Seul Raymond Poulidor est resté en contact avec le public. Car Raymond, qui fête ce 15 avril son 75ème anniversaire, a conservé intacte la popularité (la poupoularité, selon le mot du journaliste Emile Besson) qui fut la sienne.
Dès la fin de sa carrière Raymond Poulidor a continué de sillonner la France pour conseiller les acheteurs de sa gamme de vélos. Depuis peu, il a remplacé cette activité par celle de signatures des trois derniers livres qu’il a co-écrit (Poulidor par Poulidor, Poulidor intime et Le Poulidor *). Le public est toujours aussi admiratif. Poulidor est toujours aussi disponible aussi bien pour une photo, donner un conseil ou discuter de l’actualité du cyclisme.
Ce public, qui réunit tous les âges et toutes les couches sociales, a toujours eu beaucoup d’estime pour Raymond Poulidor. C’est peut-être cette affection qui a fait que le nombre de victoires de notre bon Poulidor soit resté au chiffre respectable de 189. Le public était heureux même si Raymond ne portait pas, ne serait-ce qu’une journée, le maillot jaune du Tour.
Raymond Poulidor, a trop vouloir contenter son public, n’a pas été le gagneur qu’il aurait pu être, mais jamais il n’a trompé son public même au plus fort de son combat contre Jacques Anquetil. Avec ces deux coureurs-là, le public ne fut jamais déçu. En toutes occasions, ils ont donné le meilleur d’eux-mêmes.
Ce respect du public est une des grandes caractéristiques de la vie professionnelle de Raymond Poulidor de même que sa fidélité. Fidélité envers sa marque : il a appartenu à l’équipe Mercier du premier au dernier jour de son activité professionnelle, soit du 1er janvier 1960 au 25 décembre 1977. Jamais, il n’a donné suite aux multiples propositions dont il fut l’objet. Fidélité envers ses directeurs sportifs. Il n’en a connu que deux en dix-sept ans de carrière : Antonin Magne et Louis Caput. Fidélité envers son manager, Roger Piel, qui fut le seul à gérer sa carrière.

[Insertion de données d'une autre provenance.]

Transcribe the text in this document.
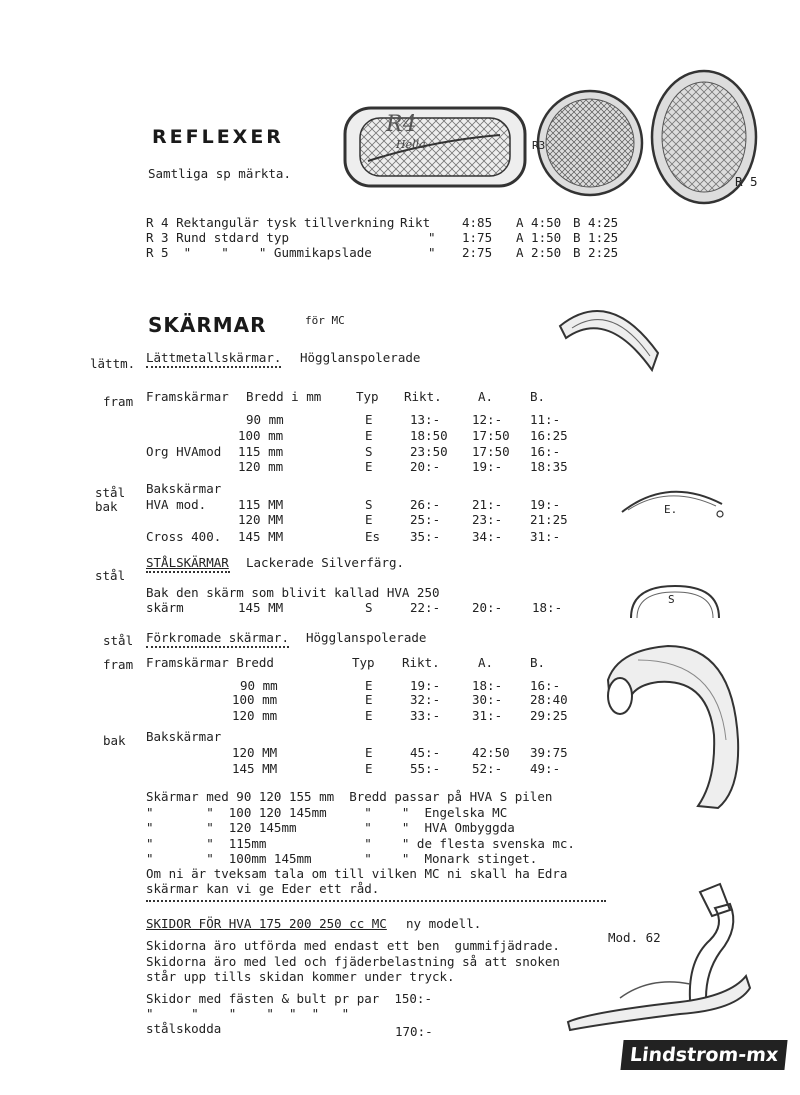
REFLEXER
Samtliga sp märkta.
R4
Hella	R3
R 5
R 4 Rektangulär tysk tillverkning Rikt	4:85 A 4:50 B 4:25
R 3 Rund stdard typ	" 1:75 A 1:50 B 1:25
R 5  "    "    " Gummikapslade	" 2:75 A 2:50 B 2:25
SKÄRMAR	för MC
lättm. Lättmetallskärmar. Högglanspolerade
fram Framskärmar Bredd i mm	Typ Rikt.	A.	B.
90 mm	E	13:-	12:- 11:-
100 mm	E	18:50 17:50 16:25
Org HVAmod 115 mm	S	23:50 17:50 16:-
120 mm	E	20:-	19:- 18:35
stål
bak
Bakskärmar
HVA mod.	115 MM	S	26:-	21:- 19:-
120 MM	E	25:-	23:- 21:25
Cross 400. 145 MM	Es 35:-	34:- 31:-
E.
STÅLSKÄRMAR Lackerade Silverfärg.
stål
Bak den skärm som blivit kallad HVA 250
skärm	145 MM	S	22:-	20:- 18:-
S
stål Förkromade skärmar. Högglanspolerade
fram Framskärmar Bredd	Typ Rikt.	A.	B.
90 mm	E	19:-	18:- 16:-
100 mm	E	32:-	30:- 28:40
120 mm	E	33:-	31:- 29:25
bak Bakskärmar
120 MM	E	45:-	42:50 39:75
145 MM	E	55:-	52:- 49:-
Skärmar med 90 120 155 mm  Bredd passar på HVA S pilen
"       "  100 120 145mm     "    "  Engelska MC
"       "  120 145mm         "    "  HVA Ombyggda
"       "  115mm             "    " de flesta svenska mc.
"       "  100mm 145mm       "    "  Monark stinget.
Om ni är tveksam tala om till vilken MC ni skall ha Edra
skärmar kan vi ge Eder ett råd.
SKIDOR FÖR HVA 175 200 250 cc MC ny modell.
Mod. 62
Skidorna äro utförda med endast ett ben  gummifjädrade.
Skidorna äro med led och fjäderbelastning så att snoken
står upp tills skidan kommer under tryck.
Skidor med fästen & bult pr par  150:-
"     "    "    "  "  "   "
stålskodda	170:-
Lindstrom-mx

Fidélité enfin en amitié. Dès sa carrière terminée, Jacques Anquetil, est devenu le grand ami de Raymond Poulidor. Actuellement, son amitié avec Eddy Merckx, née dans les courses, croît d’année en année. Si Eddy Merckx est devenu le meilleur joueur de belote de toute la Belgique c’est grâce à Raymond qui, au cours de longues soirées d’hiver, lui a appris les subtilités de ce jeu de cartes.
Outre la signature des livres, Raymond Poulidor est très demandé. Il est un directeur de course avisé sur plusieurs épreuves et surtout continue à être comme lorsqu’il était coureur, une figure incontournable du Tour de France. Employé par le Crédit Lyonnais, le partenaire du maillot jaune, il arbore avec fierté une chemisette jaune aux couleurs de son employeur.
Au village-départ, on apprécie sa convivialité, sa disponibilité. En cours de route, lorsqu’il s’arrête dans un village, c’est aussitôt l’émeute que les forces de l’ordre s’efforcent avec gentillesse de canaliser. Le soir, devant des convives admiratifs, il raconte des histoires de coureurs avec grand talent sachant mêler l’humour et le tragique pour mieux faire comprendre les difficultés du sport cycliste. Il sait faire vivre le cyclisme.
C’est cet homme-là qui fête aujourd’hui ses 75 ans dans l’allégresse. Dans quelques jours, ses amis de Saint-Léonard-de-Noblat, son village près de Limoges, dresseront une statue à son effigie. Pour mieux le remercier, lui le fils d’humbles paysans, d’avoir été le porte-drapeau de leur région et de leur avoir procuré tant de bonheur en suivant ses exploits.